Mario Di Calo
Visto al teatro Quirino di Roma

I fantasmi di Cechov

Giancarlo Sepe riscrive "Il gabbiano" di Cechov: Kostia (interpretato da Massimo Ranieri) non si uccide come nell'originale ma ricompare, a Parigi, vecchio e pieno di nostalgie

Lascia e raddoppia, Giancarlo Sepe, con Il Gabbiano (a ma mère) in scena al Teatro Quirino di Roma in questi giorni: lascia il testo originale per creare un doppio da quello stesso plot drammaturgico, uno speculare dramma dei ricordi – tristi – da far riaffiorare come in una seduta psicanalitica.

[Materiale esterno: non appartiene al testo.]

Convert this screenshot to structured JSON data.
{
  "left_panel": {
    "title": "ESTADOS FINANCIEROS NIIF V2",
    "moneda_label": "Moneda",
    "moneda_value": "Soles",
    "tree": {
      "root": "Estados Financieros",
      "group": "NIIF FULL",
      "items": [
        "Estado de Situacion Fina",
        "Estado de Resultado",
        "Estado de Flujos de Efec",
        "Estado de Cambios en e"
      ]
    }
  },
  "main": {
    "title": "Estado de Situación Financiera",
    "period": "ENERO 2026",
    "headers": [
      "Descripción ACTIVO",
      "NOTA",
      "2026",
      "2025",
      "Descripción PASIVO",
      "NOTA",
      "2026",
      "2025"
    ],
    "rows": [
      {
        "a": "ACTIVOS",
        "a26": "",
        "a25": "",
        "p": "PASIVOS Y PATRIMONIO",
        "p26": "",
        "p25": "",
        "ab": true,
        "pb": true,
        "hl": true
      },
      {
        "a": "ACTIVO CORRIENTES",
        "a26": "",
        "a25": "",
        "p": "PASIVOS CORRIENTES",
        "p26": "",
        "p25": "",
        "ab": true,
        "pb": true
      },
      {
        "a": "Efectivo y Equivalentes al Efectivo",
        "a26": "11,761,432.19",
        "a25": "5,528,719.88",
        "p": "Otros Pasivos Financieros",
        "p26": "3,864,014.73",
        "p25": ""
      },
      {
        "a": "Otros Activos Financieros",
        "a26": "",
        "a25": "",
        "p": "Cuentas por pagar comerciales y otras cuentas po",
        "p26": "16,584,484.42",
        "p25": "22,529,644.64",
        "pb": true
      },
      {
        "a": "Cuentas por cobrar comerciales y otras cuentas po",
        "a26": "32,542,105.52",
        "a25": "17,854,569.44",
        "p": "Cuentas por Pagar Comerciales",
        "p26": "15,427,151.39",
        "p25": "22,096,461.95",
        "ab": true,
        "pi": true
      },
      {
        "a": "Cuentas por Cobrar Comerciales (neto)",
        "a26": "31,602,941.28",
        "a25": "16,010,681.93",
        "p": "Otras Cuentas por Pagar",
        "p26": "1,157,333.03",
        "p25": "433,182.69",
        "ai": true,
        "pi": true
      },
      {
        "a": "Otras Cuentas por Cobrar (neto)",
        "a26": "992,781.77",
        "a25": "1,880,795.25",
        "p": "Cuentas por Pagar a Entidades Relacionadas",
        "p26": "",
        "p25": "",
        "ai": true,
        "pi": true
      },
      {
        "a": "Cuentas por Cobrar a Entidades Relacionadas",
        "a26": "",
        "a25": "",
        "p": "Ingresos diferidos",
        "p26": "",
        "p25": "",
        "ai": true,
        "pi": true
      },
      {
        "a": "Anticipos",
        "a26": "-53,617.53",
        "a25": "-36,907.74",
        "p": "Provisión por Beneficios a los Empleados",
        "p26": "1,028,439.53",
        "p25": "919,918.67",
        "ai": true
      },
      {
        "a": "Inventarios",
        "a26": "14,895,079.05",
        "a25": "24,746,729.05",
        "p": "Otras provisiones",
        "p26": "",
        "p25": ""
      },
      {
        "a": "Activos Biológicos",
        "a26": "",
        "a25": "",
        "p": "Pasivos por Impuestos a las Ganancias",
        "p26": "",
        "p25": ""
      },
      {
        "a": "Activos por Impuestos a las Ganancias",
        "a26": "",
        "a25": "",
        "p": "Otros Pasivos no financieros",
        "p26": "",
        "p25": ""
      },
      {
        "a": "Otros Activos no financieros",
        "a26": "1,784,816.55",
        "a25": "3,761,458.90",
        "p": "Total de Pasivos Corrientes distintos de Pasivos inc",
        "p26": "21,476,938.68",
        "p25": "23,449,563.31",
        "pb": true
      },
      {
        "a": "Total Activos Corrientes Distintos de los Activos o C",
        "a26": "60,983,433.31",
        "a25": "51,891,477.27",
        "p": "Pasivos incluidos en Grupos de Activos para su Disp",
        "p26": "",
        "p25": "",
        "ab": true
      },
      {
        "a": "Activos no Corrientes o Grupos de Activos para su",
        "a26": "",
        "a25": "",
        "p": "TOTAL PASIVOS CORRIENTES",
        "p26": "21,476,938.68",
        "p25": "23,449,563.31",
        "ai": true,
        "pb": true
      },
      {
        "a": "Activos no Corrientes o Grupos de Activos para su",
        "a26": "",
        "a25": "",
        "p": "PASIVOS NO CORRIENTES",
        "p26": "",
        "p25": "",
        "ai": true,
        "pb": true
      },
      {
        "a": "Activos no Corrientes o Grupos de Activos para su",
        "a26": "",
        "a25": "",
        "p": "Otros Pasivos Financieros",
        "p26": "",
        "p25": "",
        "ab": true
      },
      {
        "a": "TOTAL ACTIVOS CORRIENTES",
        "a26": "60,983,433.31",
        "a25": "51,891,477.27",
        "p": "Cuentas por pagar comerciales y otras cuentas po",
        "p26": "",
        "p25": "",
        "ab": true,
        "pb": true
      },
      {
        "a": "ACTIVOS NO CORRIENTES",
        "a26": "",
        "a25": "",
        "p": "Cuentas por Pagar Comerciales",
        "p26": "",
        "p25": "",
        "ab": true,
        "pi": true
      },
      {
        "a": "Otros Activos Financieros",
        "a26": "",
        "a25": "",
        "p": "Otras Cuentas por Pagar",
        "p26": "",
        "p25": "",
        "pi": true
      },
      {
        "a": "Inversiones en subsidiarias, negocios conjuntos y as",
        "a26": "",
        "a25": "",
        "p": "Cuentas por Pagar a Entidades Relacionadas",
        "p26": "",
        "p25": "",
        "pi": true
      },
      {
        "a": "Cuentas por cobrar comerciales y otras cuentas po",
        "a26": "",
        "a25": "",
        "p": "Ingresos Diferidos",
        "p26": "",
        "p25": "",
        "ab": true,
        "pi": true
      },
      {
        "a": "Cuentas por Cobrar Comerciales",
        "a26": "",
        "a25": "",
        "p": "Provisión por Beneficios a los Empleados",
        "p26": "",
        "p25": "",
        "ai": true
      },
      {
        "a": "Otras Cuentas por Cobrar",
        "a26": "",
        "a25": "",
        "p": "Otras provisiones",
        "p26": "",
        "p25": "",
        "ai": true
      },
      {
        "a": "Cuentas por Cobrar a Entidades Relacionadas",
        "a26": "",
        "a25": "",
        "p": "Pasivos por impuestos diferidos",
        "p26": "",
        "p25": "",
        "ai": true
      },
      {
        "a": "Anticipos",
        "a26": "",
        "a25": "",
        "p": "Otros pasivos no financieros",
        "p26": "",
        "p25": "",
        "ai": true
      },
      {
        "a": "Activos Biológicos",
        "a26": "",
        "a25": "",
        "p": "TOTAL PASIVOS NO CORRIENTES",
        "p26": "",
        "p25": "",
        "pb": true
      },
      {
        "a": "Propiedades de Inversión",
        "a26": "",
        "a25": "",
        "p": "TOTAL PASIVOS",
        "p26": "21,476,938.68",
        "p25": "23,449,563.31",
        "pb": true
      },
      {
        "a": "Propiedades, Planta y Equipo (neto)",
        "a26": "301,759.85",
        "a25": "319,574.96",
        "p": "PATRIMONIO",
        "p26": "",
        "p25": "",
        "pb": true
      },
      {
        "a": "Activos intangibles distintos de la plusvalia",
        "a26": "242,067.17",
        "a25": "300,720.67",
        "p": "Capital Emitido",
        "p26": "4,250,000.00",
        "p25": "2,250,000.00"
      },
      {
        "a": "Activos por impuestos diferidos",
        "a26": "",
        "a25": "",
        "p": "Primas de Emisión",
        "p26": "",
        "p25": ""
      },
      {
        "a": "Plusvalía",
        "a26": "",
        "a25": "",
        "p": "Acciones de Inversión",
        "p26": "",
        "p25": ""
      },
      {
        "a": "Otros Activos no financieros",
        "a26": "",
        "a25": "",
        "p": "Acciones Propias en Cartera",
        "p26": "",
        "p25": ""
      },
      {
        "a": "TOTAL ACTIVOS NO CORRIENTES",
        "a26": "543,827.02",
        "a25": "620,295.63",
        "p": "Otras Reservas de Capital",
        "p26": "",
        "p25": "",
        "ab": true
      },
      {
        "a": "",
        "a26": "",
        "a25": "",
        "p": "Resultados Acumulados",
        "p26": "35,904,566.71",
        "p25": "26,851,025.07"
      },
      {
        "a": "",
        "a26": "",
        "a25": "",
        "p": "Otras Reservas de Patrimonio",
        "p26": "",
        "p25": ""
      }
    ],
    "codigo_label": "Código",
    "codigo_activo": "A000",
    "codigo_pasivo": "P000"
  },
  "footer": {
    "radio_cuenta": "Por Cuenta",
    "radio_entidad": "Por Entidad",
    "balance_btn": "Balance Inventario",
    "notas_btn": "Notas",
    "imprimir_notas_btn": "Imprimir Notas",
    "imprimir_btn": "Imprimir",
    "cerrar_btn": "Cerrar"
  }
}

Un ingiustificato insuccesso, un dislivello emotivo, per cercare ragioni, giustificazioni, chiarimenti per scandagliare nell’animo di un presunto suicida le ragioni di un gesto folle. Quasi, quel teatro nel teatro richiamato nella famosa scena del primo atto, alla presenza di tutti i personaggi che interagiscono nel dramma, diventa l’essenza stessa nella messinscena della direzione registica. Un dramma, quello di Anton Cechov, che si avvolge su se stesso alla ricerca di nuovi linguaggi, di nuove forme di espressività; sull’esigenza di impostare un tipo di rapporto interpersonale proiettato verso un secolo, il novecento, che si incentra sui sentimento, sulla verità, sull’analisi, che va a ricercare in corde più profonde una nuova ragione di esistere e sussistere. Un tran-scrivere una nuova forma di resistenza umana sulla terra.

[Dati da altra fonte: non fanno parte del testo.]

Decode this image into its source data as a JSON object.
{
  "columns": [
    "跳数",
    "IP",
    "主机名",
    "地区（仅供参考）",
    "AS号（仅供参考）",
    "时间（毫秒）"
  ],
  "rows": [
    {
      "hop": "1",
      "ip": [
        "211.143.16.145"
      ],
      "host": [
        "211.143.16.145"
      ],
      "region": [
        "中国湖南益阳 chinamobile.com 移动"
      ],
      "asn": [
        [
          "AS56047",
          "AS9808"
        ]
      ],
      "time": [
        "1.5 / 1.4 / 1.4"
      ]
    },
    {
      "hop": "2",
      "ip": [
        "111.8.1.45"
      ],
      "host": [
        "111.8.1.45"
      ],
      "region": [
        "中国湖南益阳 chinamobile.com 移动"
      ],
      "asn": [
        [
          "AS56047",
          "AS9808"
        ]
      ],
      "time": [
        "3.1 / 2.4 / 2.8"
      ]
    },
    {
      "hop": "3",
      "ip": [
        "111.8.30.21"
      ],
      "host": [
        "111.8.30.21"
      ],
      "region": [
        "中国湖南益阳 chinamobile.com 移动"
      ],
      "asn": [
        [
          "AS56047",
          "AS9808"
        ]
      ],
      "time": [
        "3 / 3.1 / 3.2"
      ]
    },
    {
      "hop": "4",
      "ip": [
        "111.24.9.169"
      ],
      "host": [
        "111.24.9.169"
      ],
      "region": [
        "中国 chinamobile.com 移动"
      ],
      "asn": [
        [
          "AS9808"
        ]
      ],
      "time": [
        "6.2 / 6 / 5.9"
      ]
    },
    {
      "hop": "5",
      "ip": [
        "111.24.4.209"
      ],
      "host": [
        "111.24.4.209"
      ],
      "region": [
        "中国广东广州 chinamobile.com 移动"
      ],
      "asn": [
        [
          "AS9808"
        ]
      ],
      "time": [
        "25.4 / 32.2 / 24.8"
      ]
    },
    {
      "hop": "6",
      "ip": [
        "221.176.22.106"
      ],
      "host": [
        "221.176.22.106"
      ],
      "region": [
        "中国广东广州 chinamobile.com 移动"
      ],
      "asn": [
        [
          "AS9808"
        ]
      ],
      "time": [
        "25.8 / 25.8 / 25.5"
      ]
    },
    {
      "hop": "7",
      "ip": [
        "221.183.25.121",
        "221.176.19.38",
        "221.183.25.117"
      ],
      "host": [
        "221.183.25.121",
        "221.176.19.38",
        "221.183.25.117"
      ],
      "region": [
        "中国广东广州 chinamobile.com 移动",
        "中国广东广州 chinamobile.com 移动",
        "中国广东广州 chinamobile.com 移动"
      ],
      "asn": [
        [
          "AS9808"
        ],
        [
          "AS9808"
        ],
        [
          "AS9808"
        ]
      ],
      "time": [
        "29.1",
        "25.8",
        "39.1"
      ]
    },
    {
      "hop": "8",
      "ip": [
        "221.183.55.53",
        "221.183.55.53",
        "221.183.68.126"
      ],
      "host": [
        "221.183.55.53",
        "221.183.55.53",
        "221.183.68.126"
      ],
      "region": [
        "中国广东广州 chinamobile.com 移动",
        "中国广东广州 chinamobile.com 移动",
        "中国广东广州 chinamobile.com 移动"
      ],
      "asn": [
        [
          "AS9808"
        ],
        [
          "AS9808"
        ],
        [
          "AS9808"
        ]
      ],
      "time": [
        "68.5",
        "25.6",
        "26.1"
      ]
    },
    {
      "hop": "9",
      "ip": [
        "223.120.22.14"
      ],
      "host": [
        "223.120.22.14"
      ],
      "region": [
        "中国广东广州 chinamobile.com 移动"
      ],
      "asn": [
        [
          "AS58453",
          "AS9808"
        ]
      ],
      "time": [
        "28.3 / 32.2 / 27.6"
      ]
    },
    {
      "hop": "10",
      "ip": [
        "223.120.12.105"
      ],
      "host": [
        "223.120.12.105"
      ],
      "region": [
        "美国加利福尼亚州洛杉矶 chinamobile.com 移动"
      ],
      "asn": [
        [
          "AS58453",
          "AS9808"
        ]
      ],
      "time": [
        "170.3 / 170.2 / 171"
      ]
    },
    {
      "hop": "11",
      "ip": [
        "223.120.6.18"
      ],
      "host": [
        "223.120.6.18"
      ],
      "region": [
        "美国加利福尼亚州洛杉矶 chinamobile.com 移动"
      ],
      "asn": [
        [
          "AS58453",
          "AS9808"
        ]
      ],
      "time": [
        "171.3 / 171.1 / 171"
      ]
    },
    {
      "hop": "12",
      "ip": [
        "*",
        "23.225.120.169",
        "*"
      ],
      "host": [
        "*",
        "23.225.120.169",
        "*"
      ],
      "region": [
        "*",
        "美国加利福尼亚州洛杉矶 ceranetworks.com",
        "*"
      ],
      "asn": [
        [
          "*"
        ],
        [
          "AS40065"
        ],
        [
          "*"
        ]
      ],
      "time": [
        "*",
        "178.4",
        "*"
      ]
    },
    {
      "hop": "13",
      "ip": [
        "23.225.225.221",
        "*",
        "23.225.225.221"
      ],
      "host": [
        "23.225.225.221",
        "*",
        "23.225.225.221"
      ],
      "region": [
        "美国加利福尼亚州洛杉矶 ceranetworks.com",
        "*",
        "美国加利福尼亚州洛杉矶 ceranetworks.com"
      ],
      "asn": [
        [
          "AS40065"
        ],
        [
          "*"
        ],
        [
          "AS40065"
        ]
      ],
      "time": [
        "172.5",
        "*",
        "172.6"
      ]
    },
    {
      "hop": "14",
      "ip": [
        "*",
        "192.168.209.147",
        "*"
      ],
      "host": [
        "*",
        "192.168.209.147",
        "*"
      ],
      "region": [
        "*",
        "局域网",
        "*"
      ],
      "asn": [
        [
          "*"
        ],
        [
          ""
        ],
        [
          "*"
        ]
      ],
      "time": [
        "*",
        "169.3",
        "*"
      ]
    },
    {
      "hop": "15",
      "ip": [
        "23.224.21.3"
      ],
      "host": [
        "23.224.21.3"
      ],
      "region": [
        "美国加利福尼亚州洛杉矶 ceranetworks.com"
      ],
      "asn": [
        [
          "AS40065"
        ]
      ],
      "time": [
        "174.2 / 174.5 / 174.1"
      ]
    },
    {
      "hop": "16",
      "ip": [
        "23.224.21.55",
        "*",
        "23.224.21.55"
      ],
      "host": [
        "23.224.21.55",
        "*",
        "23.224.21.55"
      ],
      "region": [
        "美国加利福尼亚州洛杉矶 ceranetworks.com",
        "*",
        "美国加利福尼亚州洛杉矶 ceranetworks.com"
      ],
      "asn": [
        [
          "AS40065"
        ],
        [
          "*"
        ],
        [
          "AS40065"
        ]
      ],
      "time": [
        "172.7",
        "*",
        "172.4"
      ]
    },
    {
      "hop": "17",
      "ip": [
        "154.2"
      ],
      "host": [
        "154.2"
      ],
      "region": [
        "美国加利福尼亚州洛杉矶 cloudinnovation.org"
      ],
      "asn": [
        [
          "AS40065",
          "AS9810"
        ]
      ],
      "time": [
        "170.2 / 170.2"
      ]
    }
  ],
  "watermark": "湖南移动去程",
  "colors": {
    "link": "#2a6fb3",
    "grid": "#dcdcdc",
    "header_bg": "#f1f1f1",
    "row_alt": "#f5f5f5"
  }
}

Tutti i personaggi de Il Gabbiano ricercano questa verità, e quel gabbiano morto ne è il simbolo estremo: diventa metafora esistenzialista di una fase di passaggio e che stiamo ancora percorrendo. Che cosa accadrebbe dunque se quel Konstia, giovane protagonista tormentato dalla sua gracile essenza, avversato da un rapporto conflittuale con sua madre Arkadina, non si tirasse più quel colpo di rivoltella a conclusione del famoso dramma dell’autore russo, Il Gabbiano? Lo ritroveremo senz’altro a Parigi, scampato alla tragedia, chansonnier, elegante e compassato uomo dal fascino indiscusso, cui Massimo Ranieri dà una tenera carezza, appassionata da grande e indiscutibile interprete.

Giancarlo Sepe adattatore, traduttore e tran-scrittore, e regista, del famoso dramma in questa sua personale visione onirica della vicenda suddivide drasticamente passato e presente, e scenicamente parlando crea una sospensione temporale attraverso una scena – di Uberto Bertacca – contenitore di nero laccata e laddove i personaggi claustrofobicamente son forzati a spazi ridotti nel loro agire, mentre il protagonista dispone di tutta la parte inferiore dello spazio scenico, liberamente, ed una tastiera oblunga che corre lungo tutto il tracciato di quella demarcazione sta ad arricchire la bella colonna sonora, come sempre di Harmonia Team, di note vivide, palpitanti. Resta molto poco purtroppo del dramma originale, Sepe scarnifica i quattro atti in poco più che brandelli di dialogo impalpabile, implacabile, che sopravvive alla messinscena, si concentra solo sui personaggi di Irina Arkadina, Konstia, Nina, Trigorin e l’eterna, insulsa innamorata Mascia ma a tratti compare anche Zio Sorin che come in una adunanza medianica parla per bocca del Konstia adulto, unico superstite. Per ognuno di loro, fantasmi/proiezioni, c’è una fessura indotta – una scatola della memoria, del ricordo, della scomposizione – attraverso la quale fare la loro comparsa e sparizione. Sono e non sono personaggi reali, quasi una danza di morte che sopravvive alla vita.

Tutto avviene nella testa dell’uomo sopravvissuto e a sua madre, da qui quel sottotitolo d’oltralpe, dedica parecchi ricordi, memorie, rancori e conti in sospeso. E a quei mondi apparentemente lontani nel tempo evocati ritornano, a loro chiede pirandellianamente conti/giustificazioni del loro passato, delle loro colpe, delle loro responsabilità. E mentre l’azione si dipana faticosamente e drammaticamente Ranieri/Konstia ci regala alcuni pezzi indimenticabili del repertorio francese, sessanta/settanta, da Et maintenant a Avec les temps passando per Je suis malade, interpretati con passione e adesione esemplare come l’artista da tempo ci ha abituati. Gli altri interpreti che fanno da contraltare a Ranieri sono Caterina Vertova, presenza mistica e catalizzatrice, un imbelle e remissivo, quanto affascinante Pino Tufillaro e una vera e propria rivelazione per freschezza, generosità e adesione, il giovane Francesco Jacopo Provenzano, inoltre Federica Stefanelli e Martina Grilli.